GHRH Agonist Boosts Macrophage Protection for Injured Optic Nerves

Optic nerve injury, often caused by trauma or diseases like glaucoma, leads to irreversible loss of retinal ganglion cells (RGCs), which are crucial for transmitting visual information to the brain. This RGC loss results in permanent vision impairment. While macrophages play a role in clearing debris and promoting repair after injury, their protective capacity is often insufficient. This study investigated whether an agonist of growth hormone-releasing hormone (GHRH) could enhance the neuroprotective functions of macrophages following optic nerve injury, thereby improving RGC survival.

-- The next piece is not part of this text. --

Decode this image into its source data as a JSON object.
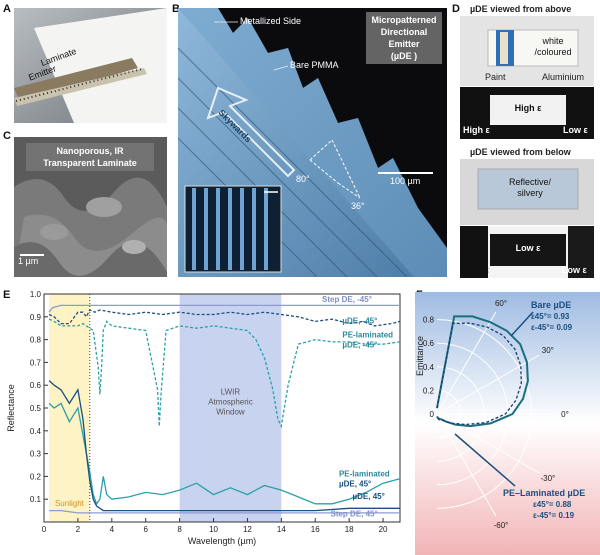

The administration of the GHRH agonist significantly improved RGC survival compared to the vehicle-treated group. At two weeks post-injury, the treated group showed an average of 72% RGC survival, a substantial increase compared to the 45% survival observed in the control group (p<0.001). This neuroprotection was strongly correlated with altered macrophage activity. The GHRH agonist treatment led to a 2.8-fold increase in the number of beneficial M2-polarized macrophages and a 35% reduction in pro-inflammatory M1 macrophages within the injured optic nerve, indicating a shift towards a more reparative immune response. Furthermore, the treated animals exhibited a 1.9-fold upregulation of neurotrophic factors like BDNF (brain-derived neurotrophic factor) and GDNF (glial cell line-derived neurotrophic factor) in the retina, suggesting enhanced local support for neuronal health. These findings demonstrate that GHRH agonism can effectively modulate the immune response to promote neuroprotection.